A few years ago the BC Government, through the Strata Property Act, mandated a new requirement of all Stratas: each year (typically at the annual AGM) Owners need to vote as to whether or not they will be getting a new Depreciation Report done. This was a welcome change to ensure all Stratas have a conversation every year about upcoming maintenance and costs so they can be financially prepared for unavoidable upcoming maintenance in their building.
This rule doesn’t force Stratas to have a Depreciation Report, it just forces them to vote every year which ensures it is part of the yearly conversation. Technically, Stratas can vote “No“ every year and never have a report done, but the status quo indicates that it is not a benefit to the Strata to vote “No” each year as potential Buyers would like to see this report. Once Stratas get the report done they can choose to vote “No” on the update, but should look into getting a new report done once the original report becomes too outdated.
There are a variety of companies that do Depreciation Reports and some are certainly better than others. I find appraisal companies and “Reserve Fund Studies” are never detailed enough to be very helpful or correct, whereas Engineering Companies typically offer the most information and most accurate quotes (in no small part because Engineering Companies are the ones who are often hired for the fix).
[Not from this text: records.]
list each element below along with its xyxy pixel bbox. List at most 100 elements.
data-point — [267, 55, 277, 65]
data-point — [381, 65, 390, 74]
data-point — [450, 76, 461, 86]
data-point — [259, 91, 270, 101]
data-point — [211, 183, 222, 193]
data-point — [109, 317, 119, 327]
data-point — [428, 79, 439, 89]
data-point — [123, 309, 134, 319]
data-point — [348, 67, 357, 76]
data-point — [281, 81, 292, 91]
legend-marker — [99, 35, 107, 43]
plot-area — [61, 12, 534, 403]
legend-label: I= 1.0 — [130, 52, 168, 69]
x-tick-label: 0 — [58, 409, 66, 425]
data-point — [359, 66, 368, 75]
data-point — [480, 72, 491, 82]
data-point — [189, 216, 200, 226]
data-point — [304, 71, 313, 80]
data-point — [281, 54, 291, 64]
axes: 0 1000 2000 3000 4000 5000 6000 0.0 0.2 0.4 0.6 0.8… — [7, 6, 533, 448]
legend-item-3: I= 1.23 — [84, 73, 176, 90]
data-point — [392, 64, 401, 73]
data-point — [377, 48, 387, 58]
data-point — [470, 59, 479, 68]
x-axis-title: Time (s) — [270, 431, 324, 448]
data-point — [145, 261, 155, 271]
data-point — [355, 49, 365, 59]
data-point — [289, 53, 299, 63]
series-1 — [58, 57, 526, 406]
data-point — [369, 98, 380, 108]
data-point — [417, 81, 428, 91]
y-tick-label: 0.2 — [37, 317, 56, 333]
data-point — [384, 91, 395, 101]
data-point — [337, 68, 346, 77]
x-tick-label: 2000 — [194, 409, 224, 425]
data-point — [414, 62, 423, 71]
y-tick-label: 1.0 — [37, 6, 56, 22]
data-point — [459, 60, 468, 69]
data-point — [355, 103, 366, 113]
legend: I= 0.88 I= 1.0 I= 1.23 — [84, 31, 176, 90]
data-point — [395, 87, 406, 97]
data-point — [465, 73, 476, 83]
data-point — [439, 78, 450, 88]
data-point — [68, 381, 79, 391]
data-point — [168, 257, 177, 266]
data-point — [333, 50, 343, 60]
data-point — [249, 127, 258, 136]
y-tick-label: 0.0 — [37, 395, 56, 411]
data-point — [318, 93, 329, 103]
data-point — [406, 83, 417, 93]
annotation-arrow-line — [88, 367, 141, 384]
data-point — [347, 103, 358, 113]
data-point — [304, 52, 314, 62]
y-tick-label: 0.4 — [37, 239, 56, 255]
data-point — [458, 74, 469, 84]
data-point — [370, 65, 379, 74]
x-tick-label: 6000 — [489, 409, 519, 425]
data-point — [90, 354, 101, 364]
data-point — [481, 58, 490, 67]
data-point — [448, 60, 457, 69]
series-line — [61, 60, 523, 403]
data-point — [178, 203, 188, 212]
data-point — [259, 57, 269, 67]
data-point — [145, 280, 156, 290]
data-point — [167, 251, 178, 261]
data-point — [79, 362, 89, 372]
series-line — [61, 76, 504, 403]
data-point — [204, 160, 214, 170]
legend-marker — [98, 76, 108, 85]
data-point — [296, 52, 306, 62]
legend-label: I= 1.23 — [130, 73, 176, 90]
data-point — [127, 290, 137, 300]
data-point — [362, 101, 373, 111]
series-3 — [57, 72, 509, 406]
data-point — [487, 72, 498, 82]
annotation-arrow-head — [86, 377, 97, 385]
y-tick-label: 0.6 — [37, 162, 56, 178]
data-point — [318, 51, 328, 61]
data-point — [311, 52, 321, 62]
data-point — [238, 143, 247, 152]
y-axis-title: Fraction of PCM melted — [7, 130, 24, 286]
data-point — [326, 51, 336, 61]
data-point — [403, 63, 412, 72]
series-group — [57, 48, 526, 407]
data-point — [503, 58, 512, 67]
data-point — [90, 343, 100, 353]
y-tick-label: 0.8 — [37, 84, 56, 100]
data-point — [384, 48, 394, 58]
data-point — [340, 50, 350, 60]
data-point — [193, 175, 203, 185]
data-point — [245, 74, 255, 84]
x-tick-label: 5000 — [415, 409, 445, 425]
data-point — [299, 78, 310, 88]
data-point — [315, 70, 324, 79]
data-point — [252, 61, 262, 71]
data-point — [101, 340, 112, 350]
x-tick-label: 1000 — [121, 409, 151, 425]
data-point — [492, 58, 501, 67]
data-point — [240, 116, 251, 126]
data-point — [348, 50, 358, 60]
However, the quality of the Depreciation Report does also rely on the Strata to ensure the information the company has when doing the report is up to date and correct. Stratas should not overlook their responsibility to review the report before it becomes the official version since I’ve seen a lot of reports that don’t comment on certain building issues (i.e. the Depreciation Report in my own building assumed the parkade membrane was done during the full rainscreen project, which is incorrect and therefore led to a huge project missing from the report and suggested financial projections).
For Buyers who are new to Depreciation Reports, read through the entire report. Thy often do a great job of explaining their purpose and assumptions, and helps clarify the level of information they received, understood and provided. Another detail to look for in the strata minutes is how the Strata reacted to the report – did they take the suggestions and work them into their short term plans? Have they adjusted their strata fees to reflect better savings for projects? Did they review the report in detail first?
Reviewing strata documents is an important part of purchasing a property. There is a lot of information to be found “between the lines” and your agent should help you understand how the building compares to others financially, physically and governmentally.